LTX-2: open video model with audio built in

Lightricks' open video model that generates picture and sound together in one pass, saving you the separate audio step that most open models leave behind.

What it is. An open video model from Lightricks. Feed it text, an image, or an existing clip, and it returns video with synced audio already baked in. It covers the full range: text-to-video, image-to-video, video-to-video, and the audio variants of each, all from one model with open weights.

Why it matters. Open video models almost always come out silent. That means hunting down a second model for sound, wrestling two outputs together, and doubling the friction before you have anything usable. LTX-2 handles picture and audio in the same generation pass, which cuts a multi-step workaround down to one.

What it improved on. Lightricks’ earlier LTX-Video left audio entirely out of scope.
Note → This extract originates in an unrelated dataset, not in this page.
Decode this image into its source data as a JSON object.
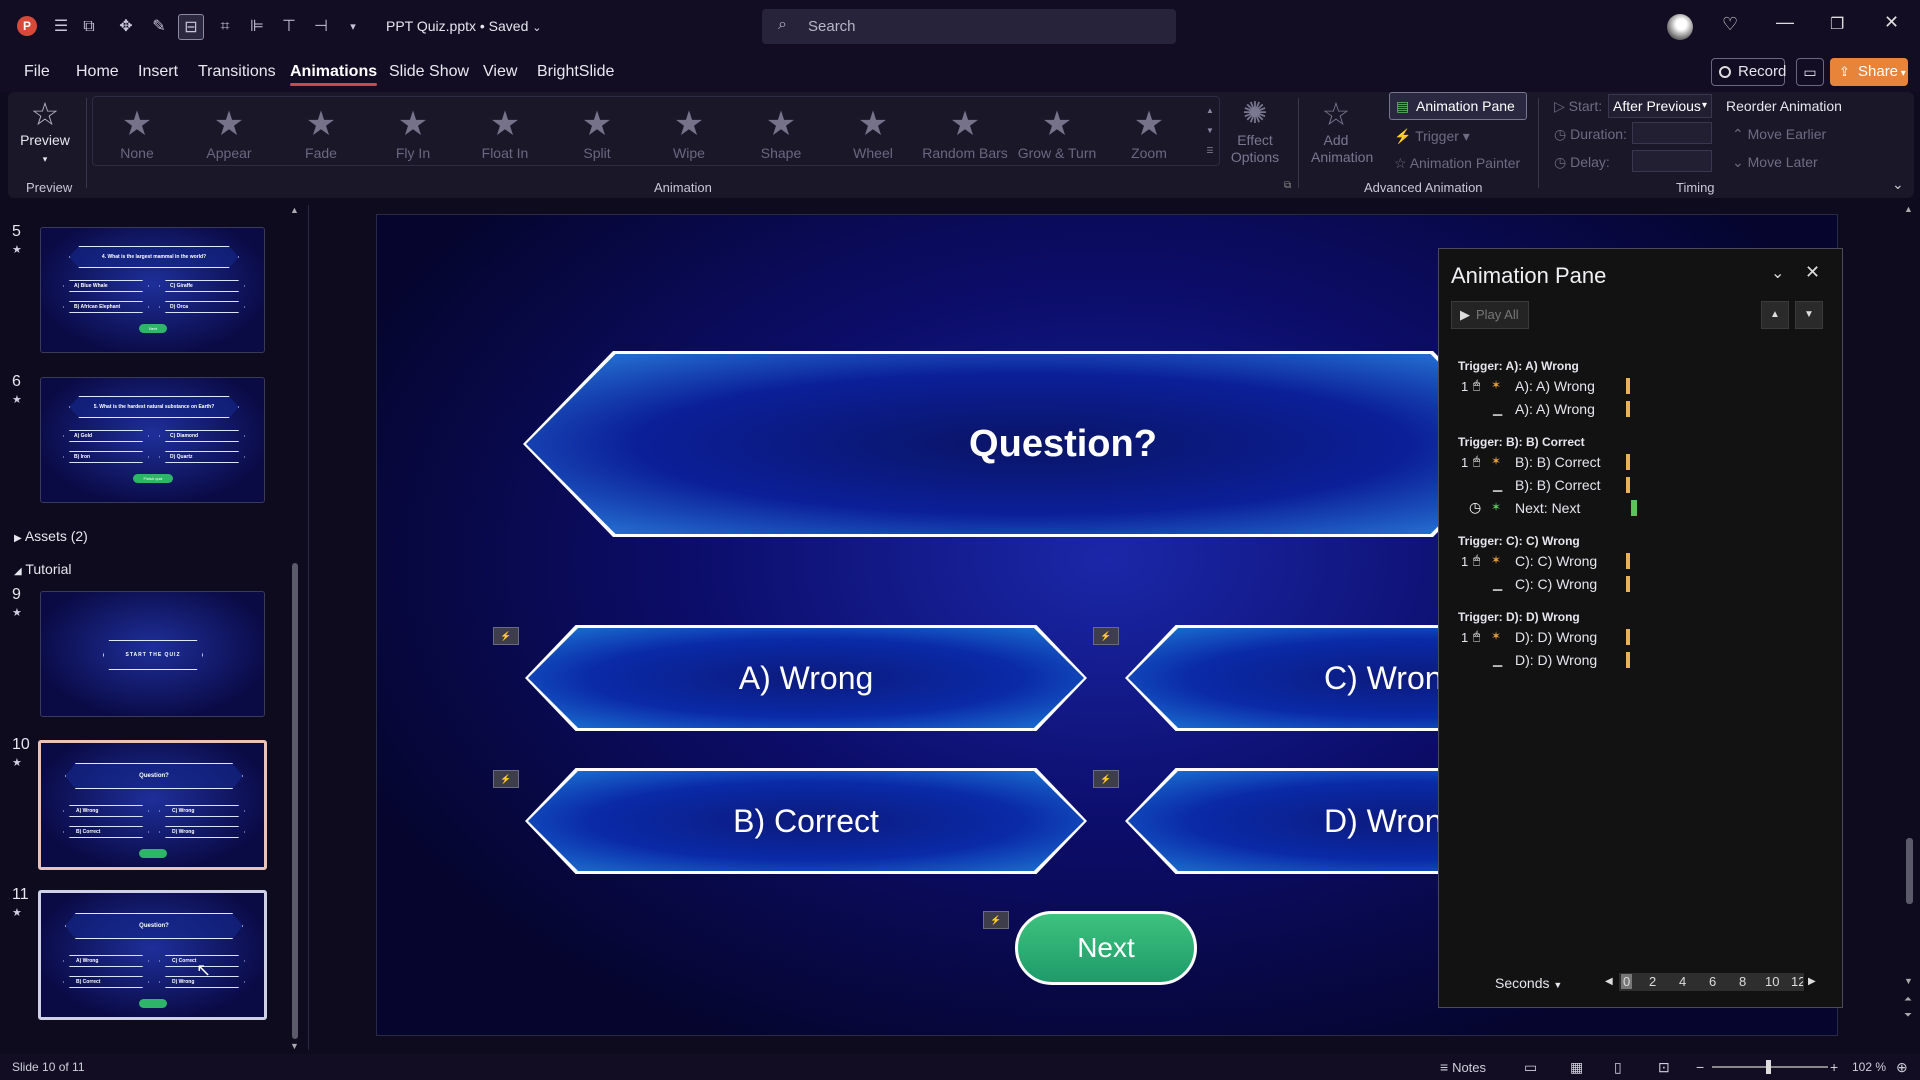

LTX-2 folds it in, and expands the input modes considerably, adding video-to-audio and audio-to-audio paths that the first model never touched.

Strengths. Open weights you can actually run and modify. A genuinely broad set of input and output modes under one roof. Slots into ComfyUI and the Diffusers ecosystem without a lot of setup pain. Multilingual prompt support across eight languages.

Weaknesses. Clip length stays short, as it does with most open video models at this stage. Quality sits below closed commercial models like Veo or Kling, especially on motion complexity and fine detail. It wants a capable GPU, so running it locally on lighter hardware is going to be a struggle.